Опубликовано в журнале Звезда, номер 6, 2019
Если меня спросить о моем детстве, я вспомню милого доброго Карла Ивановича, с трудом говорившего по-русски, брата Володю, мальчика Сережу, в которого был влюблен Николенька Иртеньев, пока не появилась девочка Сонечка, потом жизнь в Москве и ненавистного гувернера, бабушку и ее дерзкую горничную Гашу, которая лишь одна горько рыдала, когда бабушка умерла… Наконец, дружбу с Дмитрием Нехлюдовым, чудесным Митей, как про себя называл его Николенька. В этом доме, с этими людьми проходили мои детство и отрочество. Приходя домой из школы, едва разделавшись с домашним заданием, я кидалась на диван, прижимая к себе этот красный том, трилогию, без которой не представляю свои детские и отроческие годы. Советская школа с ее казенщиной и фальшью вытеснялась благодатным источником человечных, естественных чувств. Воображение легко помещало меня в родную домашнюю атмосферу дома Иртеньевых.
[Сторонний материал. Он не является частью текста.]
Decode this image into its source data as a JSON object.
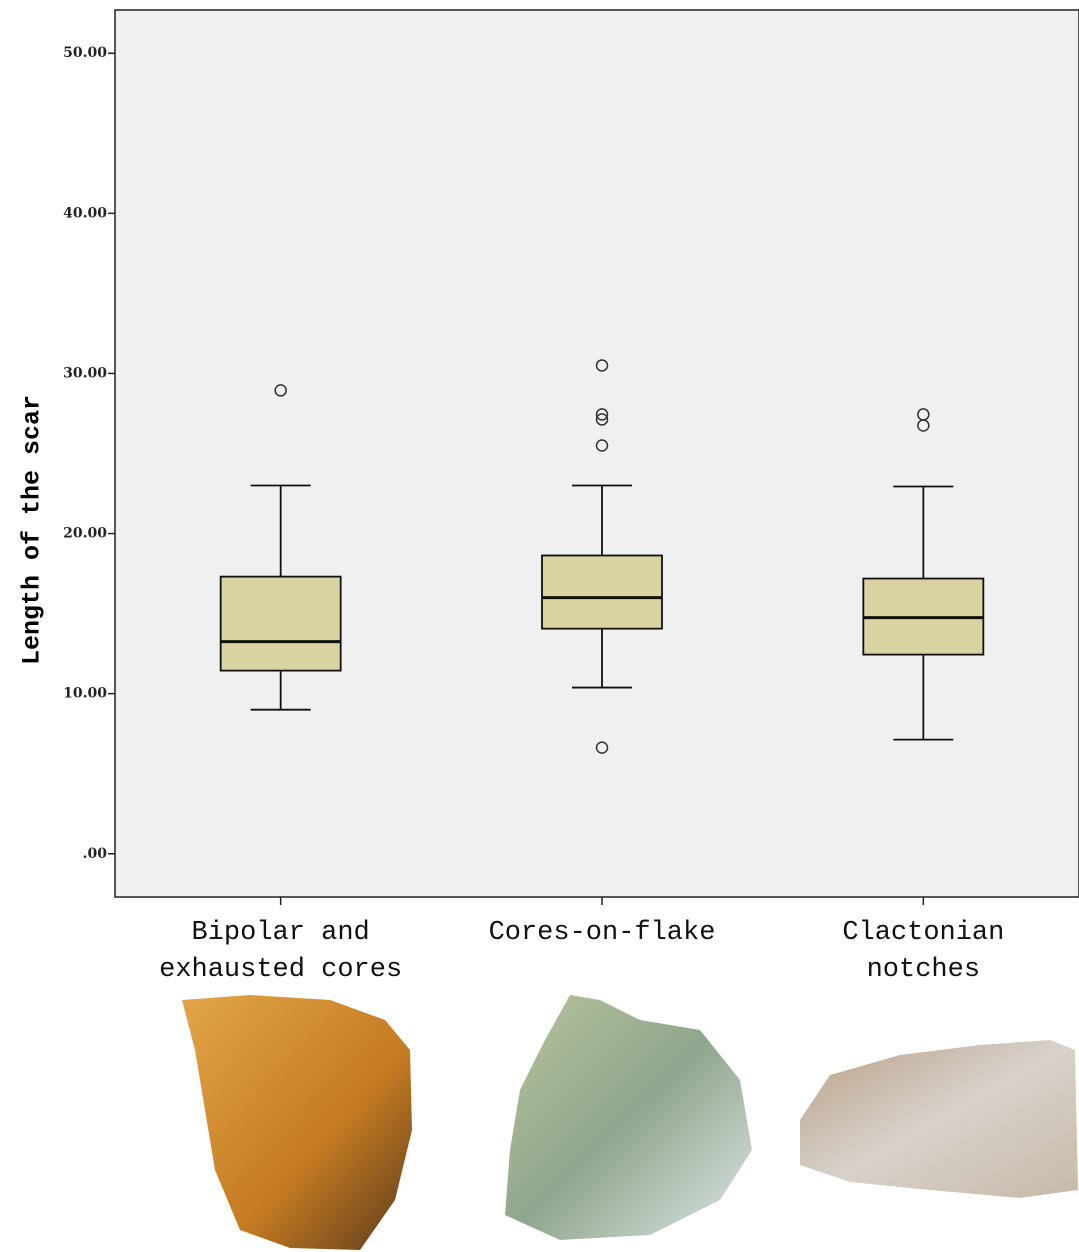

Помню лето (мне исполнилось девять лет), когда я получила в подарок однотомник Пушкина. Это было началом сознательной жизни: «Евгений Онегин», «Повести Белкина», «Борис Годунов» и лирика. Не вдумываясь в слова и не задавая вопросов взрослым, я твердила: «Как грустно мне твое явленье, Весна, весна! пора любви! Какое томное волненье в моей душе, в моей крови!» (Что за «томное»? И почему «в крови»?) Тогда же (мы снимали дачу в Токсово) я прочла «Горе от ума» и «Ревизора», и это время мне вспоминается едва ли не самым счастливым в отрочестве и даже в ранней юности. Вместе с моей пятилетней сестрой, подружкой Ирочкой Гутерман, родители которой снимали дачу в том же доме, и другой моей подругой, Наташей Каменской, которую привезли ко мне погостить, мы ставили сцену в корчме из «Бориса Годунова», почему-то именно эту драматическую сцену, где пристав пытается поймать Лжедмитрия.
Мне всегда трудно было расстаться с любимыми книгами, и я знаю их почти наизусть. Как-то знакомый филолог пожаловался, что в одном из писем, кажется, Иванова-Разумника, которые он комментировал, есть непонятное выражение: «И на Онуфрия несёшь» — никто из коллег не мог сказать, что оно значит. «Это же гоголевский городничий!» — воскликнула я радостно. Все, все дивные реплики из «Ревизора» до сих пор живы во мне.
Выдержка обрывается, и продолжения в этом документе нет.